What I really noticed while I was in my chair was that the energy it takes when you’re encountering people, because you are looking at them usually around the waist, and to keep looking up is a lot of energy. Interestingly enough, I’ve written a musical called “I Sent a Letter to My Love” where the main male character is in a chair because he has polio. So it was interesting to finally have that experience myself. When I was finally allowed to come home, I remember the first day I was home, you’re maneuvering and I was banging into every corner of every wall, and I was getting hungry for an egg salad sandwich. It took me an hour and a half to make that sandwich, because I had to be very careful of the boiling water. I had to figure out how to get the egg out of the boiling water safely, because I was at the height of the oven.
I just kept rolling back and forth three feet in either direction to finally manage to make the sandwich. It was eye-opening, of course. It was an interesting moment.
Cooper: There are so many people I’ve talked to over the years who have used a chair for a short period of time, and their experience and change of attitude of what accessibility really means in all aspects, from the work environment to the home environment to travel in general.

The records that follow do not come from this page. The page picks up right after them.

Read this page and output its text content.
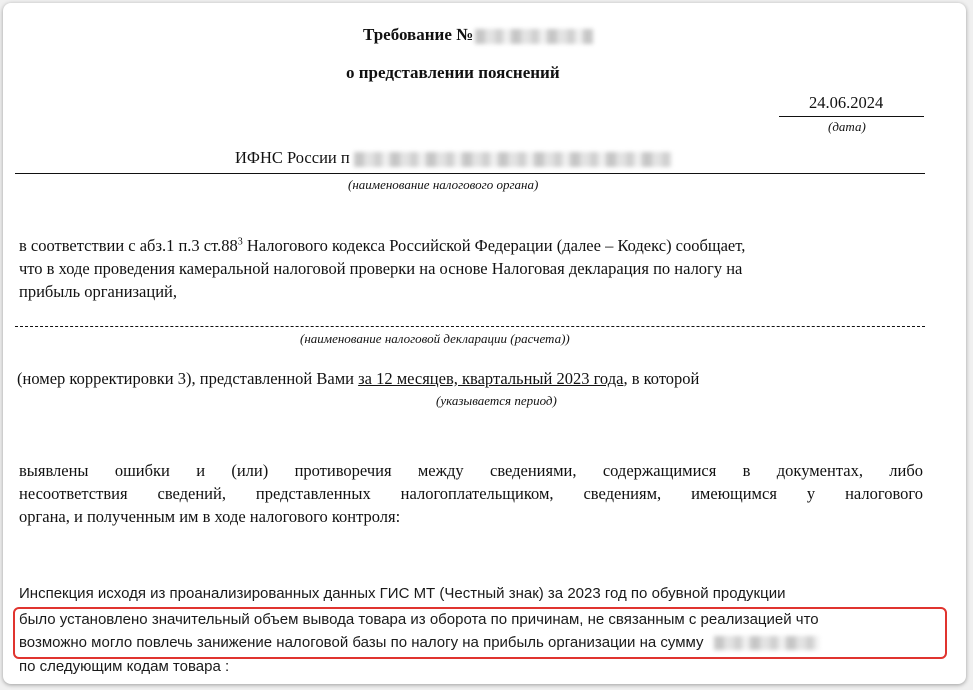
Требование №
о представлении пояснений
24.06.2024
(дата)
ИФНС России п
(наименование налогового органа)
в соответствии с абз.1 п.3 $ст.88^3$ Налогового кодекса Российской Федерации (далее – Кодекс) сообщает,
что в ходе проведения камеральной налоговой проверки на основе Налоговая декларация по налогу на
прибыль организаций,
(наименование налоговой декларации (расчета))
(номер корректировки 3), представленной Вами за 12 месяцев, квартальный 2023 года, в которой
(указывается период)
выявлены ошибки и (или) противоречия между сведениями, содержащимися в документах, либо
несоответствия сведений, представленных налогоплательщиком, сведениям, имеющимся у налогового
органа, и полученным им в ходе налогового контроля:
Инспекция исходя из проанализированных данных ГИС МТ (Честный знак) за 2023 год по обувной продукции
было установлено значительный объем вывода товара из оборота по причинам, не связанным с реализацией что
возможно могло повлечь занижение налоговой базы по налогу на прибыль организации на сумму
по следующим кодам товара :
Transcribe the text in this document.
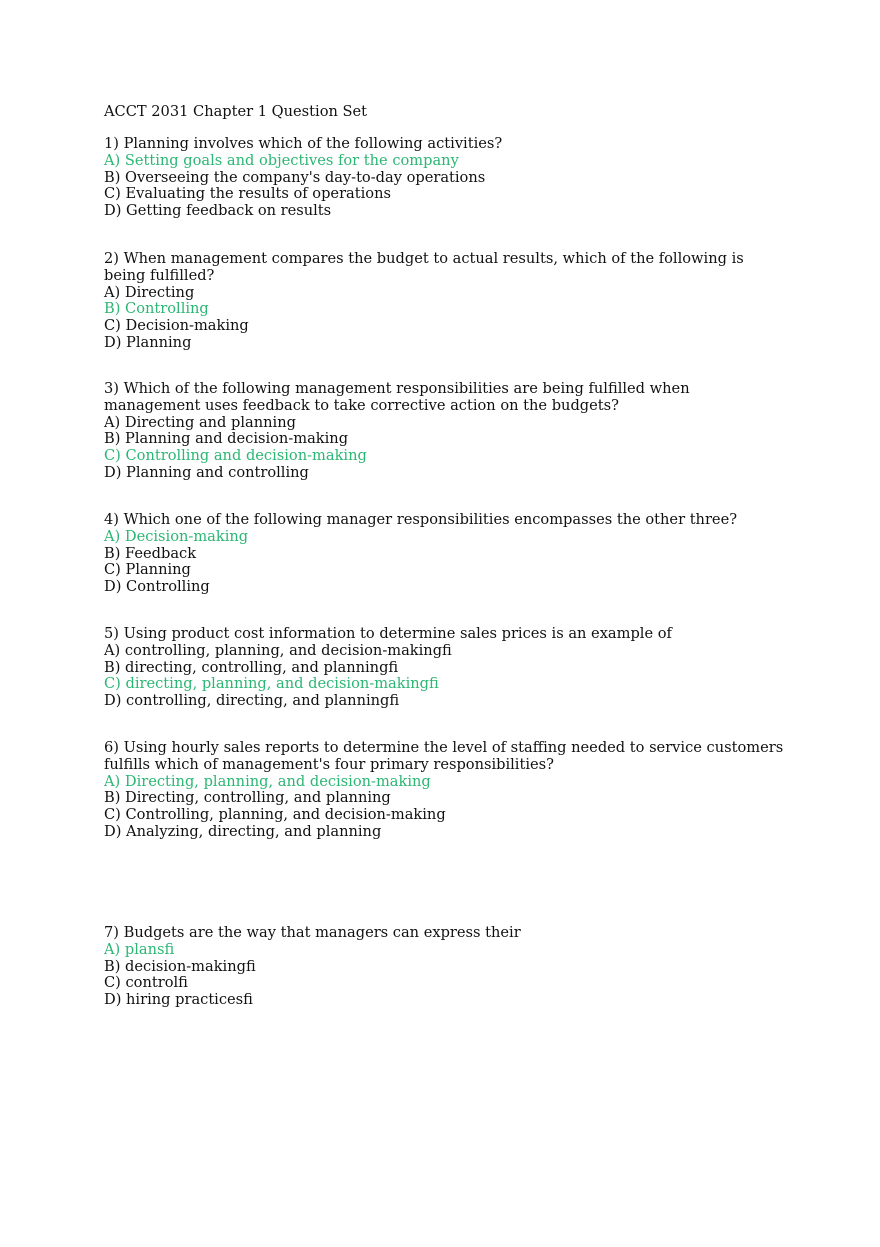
ACCT 2031 Chapter 1 Question Set
1) Planning involves which of the following activities?
A) Setting goals and objectives for the company
B) Overseeing the company's day-to-day operations
C) Evaluating the results of operations
D) Getting feedback on results
2) When management compares the budget to actual results, which of the following is
being fulfilled?
A) Directing
B) Controlling
C) Decision-making
D) Planning
3) Which of the following management responsibilities are being fulfilled when
management uses feedback to take corrective action on the budgets?
A) Directing and planning
B) Planning and decision-making
C) Controlling and decision-making
D) Planning and controlling
4) Which one of the following manager responsibilities encompasses the other three?
A) Decision-making
B) Feedback
C) Planning
D) Controlling
5) Using product cost information to determine sales prices is an example of
A) controlling, planning, and decision-makingfi
B) directing, controlling, and planningfi
C) directing, planning, and decision-makingfi
D) controlling, directing, and planningfi
6) Using hourly sales reports to determine the level of staffing needed to service customers
fulfills which of management's four primary responsibilities?
A) Directing, planning, and decision-making
B) Directing, controlling, and planning
C) Controlling, planning, and decision-making
D) Analyzing, directing, and planning
7) Budgets are the way that managers can express their
A) plansfi
B) decision-makingfi
C) controlfi
D) hiring practicesfi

Manchester: Yes. It’s very interesting, since I was in a chair for quite a long time, because with a broken ankle, you simply cannot put weight on that in any way, shape, or form before the doctor says you can. It was so much easier to just shut down when people were interacting with you or trying to because of the energy it took to sit in a chair. Your diaphragm is squished, so your lung capacity is squished. It’s compromised. It was a lot.
Cooper: Did you see any shift in attitude of the way people spoke to you?

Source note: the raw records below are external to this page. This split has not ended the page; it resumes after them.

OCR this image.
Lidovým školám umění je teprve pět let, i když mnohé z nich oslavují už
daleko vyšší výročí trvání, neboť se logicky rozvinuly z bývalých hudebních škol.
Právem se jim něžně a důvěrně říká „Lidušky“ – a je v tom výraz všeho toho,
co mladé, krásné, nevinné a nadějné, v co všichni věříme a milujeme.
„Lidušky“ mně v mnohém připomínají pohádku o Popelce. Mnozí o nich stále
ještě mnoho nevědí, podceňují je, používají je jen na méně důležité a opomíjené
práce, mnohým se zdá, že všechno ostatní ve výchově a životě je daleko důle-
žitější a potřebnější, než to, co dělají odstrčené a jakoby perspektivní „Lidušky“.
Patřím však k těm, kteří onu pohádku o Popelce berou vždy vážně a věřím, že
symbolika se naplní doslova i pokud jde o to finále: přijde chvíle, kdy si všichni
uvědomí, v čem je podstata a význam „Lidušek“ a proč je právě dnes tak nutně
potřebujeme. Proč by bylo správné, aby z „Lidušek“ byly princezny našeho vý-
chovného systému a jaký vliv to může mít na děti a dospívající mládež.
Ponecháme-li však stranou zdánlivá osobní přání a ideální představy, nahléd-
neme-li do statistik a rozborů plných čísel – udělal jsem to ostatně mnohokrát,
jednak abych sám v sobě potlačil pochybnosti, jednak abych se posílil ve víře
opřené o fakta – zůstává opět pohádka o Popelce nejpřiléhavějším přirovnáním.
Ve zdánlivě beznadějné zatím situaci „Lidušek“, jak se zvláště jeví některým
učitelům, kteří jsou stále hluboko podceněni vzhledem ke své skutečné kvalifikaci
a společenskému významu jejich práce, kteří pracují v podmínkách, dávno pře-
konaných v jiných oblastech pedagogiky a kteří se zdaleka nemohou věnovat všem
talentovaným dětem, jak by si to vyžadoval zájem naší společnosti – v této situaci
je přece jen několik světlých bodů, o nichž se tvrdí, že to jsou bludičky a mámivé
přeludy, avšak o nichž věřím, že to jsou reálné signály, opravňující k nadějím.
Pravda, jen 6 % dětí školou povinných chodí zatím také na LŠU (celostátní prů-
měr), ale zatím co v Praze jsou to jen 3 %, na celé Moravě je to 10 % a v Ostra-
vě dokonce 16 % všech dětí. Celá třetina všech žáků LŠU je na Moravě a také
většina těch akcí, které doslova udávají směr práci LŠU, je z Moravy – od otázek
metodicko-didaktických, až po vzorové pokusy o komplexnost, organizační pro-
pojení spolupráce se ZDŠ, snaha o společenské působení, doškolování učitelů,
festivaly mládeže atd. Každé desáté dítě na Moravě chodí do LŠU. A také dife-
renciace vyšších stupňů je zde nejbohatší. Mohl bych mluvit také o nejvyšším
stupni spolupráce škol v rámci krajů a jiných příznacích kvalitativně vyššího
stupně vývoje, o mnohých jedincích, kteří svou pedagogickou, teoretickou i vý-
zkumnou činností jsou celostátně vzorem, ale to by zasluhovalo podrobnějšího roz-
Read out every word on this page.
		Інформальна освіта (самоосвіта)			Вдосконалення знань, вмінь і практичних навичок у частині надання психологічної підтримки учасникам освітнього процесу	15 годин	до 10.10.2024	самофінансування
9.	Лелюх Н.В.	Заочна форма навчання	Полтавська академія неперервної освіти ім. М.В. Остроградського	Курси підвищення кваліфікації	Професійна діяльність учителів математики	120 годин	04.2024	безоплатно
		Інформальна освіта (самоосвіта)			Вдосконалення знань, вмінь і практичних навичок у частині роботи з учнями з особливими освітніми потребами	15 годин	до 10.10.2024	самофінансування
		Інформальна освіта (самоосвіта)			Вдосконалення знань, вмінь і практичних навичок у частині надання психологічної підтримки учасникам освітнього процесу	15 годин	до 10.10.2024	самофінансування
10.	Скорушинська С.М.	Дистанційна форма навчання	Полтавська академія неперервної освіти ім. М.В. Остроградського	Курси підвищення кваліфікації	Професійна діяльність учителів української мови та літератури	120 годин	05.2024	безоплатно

Manchester: I think so. There’s no way to deny that there’s that nuanced—either people will talk a little louder (laughs) or articulate a little more (laughs). Personally, it was just more exhausting to get around. I had very kind people helping me out. I would be put in that motorized scooter in the grocery store. But it was still a lot, because it just took—I was not used to—as a race, we don’t realize how much energy it takes just to live. When we are compromised in any way, we really don’t realize what we take for granted and how to live with intention is much more fruitful as a way to live because it could be gone.
Cooper: There is also an unconscious bias that seems to permeate our society. The nonprofit ABILITY Corps that we support created abilityEntertainment. It connects talent with disabilities and the entertainment industry.
Manchester: Sure. I look forward to scouring your website to look for singing actors who are chair- or crutch-abled.
Cooper: There are thousands of talented people.
Martirosyan: Do you have a project coming up?
Manchester: Yes. I wrote a musical in the ’90s called “I Sent a Letter To My Love,” where the lead male character had polio. He was left with a chair, and it’s part of the plot line. We had tried and tried and tried to find a wheelchair actor who could sing my music, and a) it was very difficult to locate a company that was ability-centric, and/or the theater, this was before the ADA, there were no ramps. It was all of that, and I thought, “Man, I’m going to let this pass in this moment, because I’ve got to get this show up.” It ran off-Broadway for a while, and then it had another production outside of Boston.
There’s talk about doing it again, which would be lovely, and I said, “This is not even a discussion.” And everybody agreed. I was saying that there is a wonderful young actor who is just extraordinary. He’s been on YouTube and you can see him perform. I forget his name right now. He’s in a chair. He can walk with crutches, but he’s in a chair and he can sing his face off. Hopefully when we get a production—we will access your website.